You possibly can see a pair of walkers and a fastener worm in most of the pictures on this post. And here’s a transport walker handing off a voxel to a placement walker, with the fastener bot lurking below waiting to go over and lock the frame into position.
Two robots exchange a structural element while a 3rd waits below to affix it to the lattice.
The form of the pieces allows them to be attached at various angles while maintaining good structure strength. You almost certainly wouldn’t need to store rocks on top of a dome made out of this stuff, but they’d be excellent as a base on which so as to add insulation and sealant to make a dwelling.
“We expect one of these construction is especially suited to long duration and/or very large infrastructure, including habitats, instrumentation, or every other infrastructure on orbit or the surface of the moon (utility towers, vehicle landing facilities),” said co-author Kenneth Cheung. “For us, the structures and all the robotic systems are resources that might be optimized over space and time. It looks like there’ll all the time be situations where the optimal thing is to depart just structure in place (and maybe visit to examine it with a robot periodically), so we began with that.”
The pieces themselves may be constructed on site, Gregg noted:
“The voxels might be produced from many various materials and manufacturing processes. Eventually, for space applications, we would love to make voxels from materials we discover in situ on the moon or other planetary bodies.”
In fact, these videos of the robots at work are highly accelerated, but unlike work in a factory or sidewalk, speed isn’t necessarily of the essence with regards to constructing stuff in space or on the surface of one other planet.
“Our robots can work faster than shown on this paper, but we didn’t see it as critical to the first goals to make them accomplish that. Fundamentally, the solution to make this method work faster is to make use of more robots,” said Cheung. “The general strategy for scalability (of speed, size) is to give you the chance to push the complexity of scale onto algorithms, for planning and scheduling in addition to detecting faults and performing repairs.”
The robots developed by the lab took 256 voxels and assembled them right into a passable shelter structure during a complete of 4.2 days of labor. Here’s what the beginning of that looked like (again, nowhere near real time):
Image Credits: NASA
If we’d sent them ahead to Mars or the Moon a 12 months ahead of a crew, they may construct a dozen such structures twice the scale with time to spare. Or perhaps they may affix the needed plating to the surface afterwards and seal it up — that’s fairly beyond the scope of the paper published today, but an obvious next step.
Though the robots have tethers running power to them on this lab environment, they’re being designed with battery operation or on-site power in mind. The fastener bot is already battery-powered, and the researchers are considering ways of keeping the walkers charged between and even during operations.
“We envision robots may very well be autonomously recharged at power stations and even perhaps beamed power wirelessly. As you mentioned, power may be routed through the structure itself, which is perhaps useful for outfitting the structure in addition to powering the robots,” Gregg said.
Versions of the robot have already flown in space and done work in microgravity, so no worries on that rating.
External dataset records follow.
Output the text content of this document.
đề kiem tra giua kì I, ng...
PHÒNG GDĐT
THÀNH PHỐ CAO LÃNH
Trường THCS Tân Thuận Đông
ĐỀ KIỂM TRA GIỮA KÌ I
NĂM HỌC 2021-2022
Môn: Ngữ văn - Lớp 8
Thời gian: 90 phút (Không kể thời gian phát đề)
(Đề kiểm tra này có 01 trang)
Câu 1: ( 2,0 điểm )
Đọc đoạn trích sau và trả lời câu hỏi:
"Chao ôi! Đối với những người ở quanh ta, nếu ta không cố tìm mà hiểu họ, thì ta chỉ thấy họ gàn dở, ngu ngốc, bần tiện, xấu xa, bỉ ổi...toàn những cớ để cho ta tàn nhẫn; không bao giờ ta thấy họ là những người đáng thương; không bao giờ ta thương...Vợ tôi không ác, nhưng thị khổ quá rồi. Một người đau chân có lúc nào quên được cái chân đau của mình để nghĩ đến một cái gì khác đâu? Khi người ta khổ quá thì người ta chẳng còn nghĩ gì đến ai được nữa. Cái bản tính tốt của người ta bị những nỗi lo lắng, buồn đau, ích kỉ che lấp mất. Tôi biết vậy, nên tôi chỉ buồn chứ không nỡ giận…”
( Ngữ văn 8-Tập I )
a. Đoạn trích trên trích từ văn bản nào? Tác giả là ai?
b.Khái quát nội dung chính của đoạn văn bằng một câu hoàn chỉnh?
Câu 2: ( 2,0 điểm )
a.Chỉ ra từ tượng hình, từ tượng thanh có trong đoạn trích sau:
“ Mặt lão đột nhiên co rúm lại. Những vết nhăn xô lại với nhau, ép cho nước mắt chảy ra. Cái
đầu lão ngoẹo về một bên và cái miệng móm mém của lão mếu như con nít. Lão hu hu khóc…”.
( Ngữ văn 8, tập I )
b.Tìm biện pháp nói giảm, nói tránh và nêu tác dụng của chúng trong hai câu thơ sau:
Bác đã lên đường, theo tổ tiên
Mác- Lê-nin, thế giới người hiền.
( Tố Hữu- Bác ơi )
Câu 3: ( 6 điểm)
And there’s nothing in principle stopping them from working in non-Earth gravities just like the Moon’s. That said, this is barely the start — like revealing the existence of 2x4s and nails.
“The subsequent versions of our robots for the laboratory environment will likely be faster and more reliable, based on our lessons learned with the primary versions. We’re very occupied with understanding how several types of constructing blocks might be integrated into the structures to supply functional outfitting,” Gregg said.
Likewise research will proceed on structures employing swarms of robots, not only a handful; a crude shelter might take two walkers 4 days, but something ten times greater might take 100 times longer. But many hands — especially robotic ones — make light work.